Pasturing a horse year round offers easy maintenance and is low-cost compared to stabling a horse. However this does not mean you can leave your horse in a field and forget about him. A horse that lives outdoors most of its days can turn a suitable field into an unsuitable eye-sore if left alone to graze. To maintain the quality of grazing and to offer your horse a suitable field you will need to maintain the field for your horse. Good field maintenance is important to your horse’s health.
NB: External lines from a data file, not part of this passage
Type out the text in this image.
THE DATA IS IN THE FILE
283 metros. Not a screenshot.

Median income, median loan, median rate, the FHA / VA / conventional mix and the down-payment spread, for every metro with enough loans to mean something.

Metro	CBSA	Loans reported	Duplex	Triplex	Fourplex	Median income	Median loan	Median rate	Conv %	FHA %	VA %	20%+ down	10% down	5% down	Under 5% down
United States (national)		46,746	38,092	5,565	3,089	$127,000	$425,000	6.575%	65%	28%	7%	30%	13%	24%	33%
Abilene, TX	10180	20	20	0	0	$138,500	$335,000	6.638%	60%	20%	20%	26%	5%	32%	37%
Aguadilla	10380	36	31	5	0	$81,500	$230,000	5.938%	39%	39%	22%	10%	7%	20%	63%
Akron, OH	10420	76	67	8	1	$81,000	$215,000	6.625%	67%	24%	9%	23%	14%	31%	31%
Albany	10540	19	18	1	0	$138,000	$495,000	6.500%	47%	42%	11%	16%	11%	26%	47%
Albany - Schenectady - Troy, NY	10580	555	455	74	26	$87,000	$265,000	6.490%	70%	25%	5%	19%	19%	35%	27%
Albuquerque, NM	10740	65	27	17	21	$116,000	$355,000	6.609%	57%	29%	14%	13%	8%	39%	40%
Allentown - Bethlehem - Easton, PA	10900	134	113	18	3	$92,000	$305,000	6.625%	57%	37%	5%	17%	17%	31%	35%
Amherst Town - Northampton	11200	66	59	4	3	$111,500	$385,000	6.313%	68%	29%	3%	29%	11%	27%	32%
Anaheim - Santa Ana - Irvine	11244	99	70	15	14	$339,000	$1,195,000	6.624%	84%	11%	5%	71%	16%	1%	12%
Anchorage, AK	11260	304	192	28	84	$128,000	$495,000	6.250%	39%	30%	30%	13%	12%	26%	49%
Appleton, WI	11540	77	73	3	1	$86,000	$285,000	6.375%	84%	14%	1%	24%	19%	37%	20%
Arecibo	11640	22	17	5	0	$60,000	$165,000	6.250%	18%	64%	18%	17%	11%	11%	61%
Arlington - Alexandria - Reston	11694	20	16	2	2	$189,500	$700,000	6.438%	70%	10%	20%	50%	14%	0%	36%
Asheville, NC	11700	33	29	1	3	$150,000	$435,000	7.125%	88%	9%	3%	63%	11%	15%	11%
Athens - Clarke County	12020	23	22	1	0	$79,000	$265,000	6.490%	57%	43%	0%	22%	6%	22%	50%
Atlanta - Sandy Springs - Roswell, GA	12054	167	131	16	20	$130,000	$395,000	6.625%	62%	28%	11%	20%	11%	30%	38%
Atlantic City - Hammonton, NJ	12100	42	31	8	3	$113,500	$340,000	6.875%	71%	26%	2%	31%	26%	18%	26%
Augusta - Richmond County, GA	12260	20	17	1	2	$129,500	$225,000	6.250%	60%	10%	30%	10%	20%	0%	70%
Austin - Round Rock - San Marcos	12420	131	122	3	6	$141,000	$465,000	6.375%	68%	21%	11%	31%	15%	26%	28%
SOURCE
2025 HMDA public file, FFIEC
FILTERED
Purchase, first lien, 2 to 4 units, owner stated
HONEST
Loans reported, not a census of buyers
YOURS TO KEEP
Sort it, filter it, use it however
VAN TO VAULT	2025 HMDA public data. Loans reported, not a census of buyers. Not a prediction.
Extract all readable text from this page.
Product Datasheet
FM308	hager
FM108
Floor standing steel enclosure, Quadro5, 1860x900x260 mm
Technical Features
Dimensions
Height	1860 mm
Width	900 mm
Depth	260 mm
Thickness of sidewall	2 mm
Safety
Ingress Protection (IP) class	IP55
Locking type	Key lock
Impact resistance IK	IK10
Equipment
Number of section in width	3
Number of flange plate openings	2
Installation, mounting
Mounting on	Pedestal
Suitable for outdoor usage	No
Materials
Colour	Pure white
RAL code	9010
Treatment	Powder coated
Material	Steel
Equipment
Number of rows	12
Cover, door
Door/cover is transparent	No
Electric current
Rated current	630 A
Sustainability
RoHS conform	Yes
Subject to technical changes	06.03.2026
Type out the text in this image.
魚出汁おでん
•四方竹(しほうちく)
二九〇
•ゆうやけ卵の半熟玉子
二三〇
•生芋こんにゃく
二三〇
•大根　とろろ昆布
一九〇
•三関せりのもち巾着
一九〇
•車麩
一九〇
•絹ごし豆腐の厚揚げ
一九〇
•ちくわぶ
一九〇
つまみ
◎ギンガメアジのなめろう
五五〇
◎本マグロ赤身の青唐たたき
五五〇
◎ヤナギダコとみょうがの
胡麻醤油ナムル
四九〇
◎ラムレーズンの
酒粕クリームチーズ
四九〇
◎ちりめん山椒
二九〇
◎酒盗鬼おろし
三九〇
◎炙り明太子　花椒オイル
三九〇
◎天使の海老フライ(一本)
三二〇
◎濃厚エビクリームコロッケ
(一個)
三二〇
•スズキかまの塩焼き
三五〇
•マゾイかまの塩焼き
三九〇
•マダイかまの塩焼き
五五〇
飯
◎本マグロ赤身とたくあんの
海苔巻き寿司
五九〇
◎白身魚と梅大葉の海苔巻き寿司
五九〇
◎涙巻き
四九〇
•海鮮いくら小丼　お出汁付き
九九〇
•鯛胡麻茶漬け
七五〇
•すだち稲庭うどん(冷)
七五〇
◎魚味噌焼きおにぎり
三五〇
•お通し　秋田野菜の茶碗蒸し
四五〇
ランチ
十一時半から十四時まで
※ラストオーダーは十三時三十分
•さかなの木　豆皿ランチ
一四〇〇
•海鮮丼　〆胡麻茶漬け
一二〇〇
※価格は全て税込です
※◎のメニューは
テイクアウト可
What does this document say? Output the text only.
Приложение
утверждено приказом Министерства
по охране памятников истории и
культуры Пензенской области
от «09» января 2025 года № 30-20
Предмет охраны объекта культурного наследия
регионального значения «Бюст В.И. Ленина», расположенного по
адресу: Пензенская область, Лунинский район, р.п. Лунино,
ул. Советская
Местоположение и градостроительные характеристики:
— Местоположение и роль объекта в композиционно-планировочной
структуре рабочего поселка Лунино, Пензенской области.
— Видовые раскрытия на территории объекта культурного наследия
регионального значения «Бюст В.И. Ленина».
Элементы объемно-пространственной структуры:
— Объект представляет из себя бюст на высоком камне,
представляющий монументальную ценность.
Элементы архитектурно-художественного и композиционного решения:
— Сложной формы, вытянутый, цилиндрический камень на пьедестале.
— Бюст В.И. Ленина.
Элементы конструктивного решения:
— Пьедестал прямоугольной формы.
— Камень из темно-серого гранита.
In order to maintain the quality of grazing for your horse, field rotation is best. A horse requires a minimum of 1 acre (0.4 hectares) for grazing. Dividing the area into separate fields will enable you to rotate the grazing. Horses graze selectively, so a field left unmanaged will result in areas grazed right down and other areas that the horse has left untouched will become overgrown with weeds.

Requirements for a suitable field:

o Fences should have rounded corners to prevent injury

o Supply fresh drinking water

o Fence off any poisonous trees

o The grass should be weed free and of equal height

o The field should not be too steep

o The field should offer shelter and security

o The field needs to drain well, particularly at the water trough and gate

o Avoid low lying areas as these tend to get muddy in winter

o An access road must be accessible in all weather conditions

o Position the shed with safety in mind

o Remove droppings from the field weekly

o Pasture is free of trash and foreign objects

o Check fencing and gates often and do any repairs if you note anything that needs mending.

Proper field maintenance will prevent your horse from escaping and straying or injuring itself. Select your hardware with your horses health and care in mind, such as when selecting the type of fencing for your field. Barbed wire is fine for sheep or cattle, but your horse is more than likely to sustain an injury as horses have fine skin.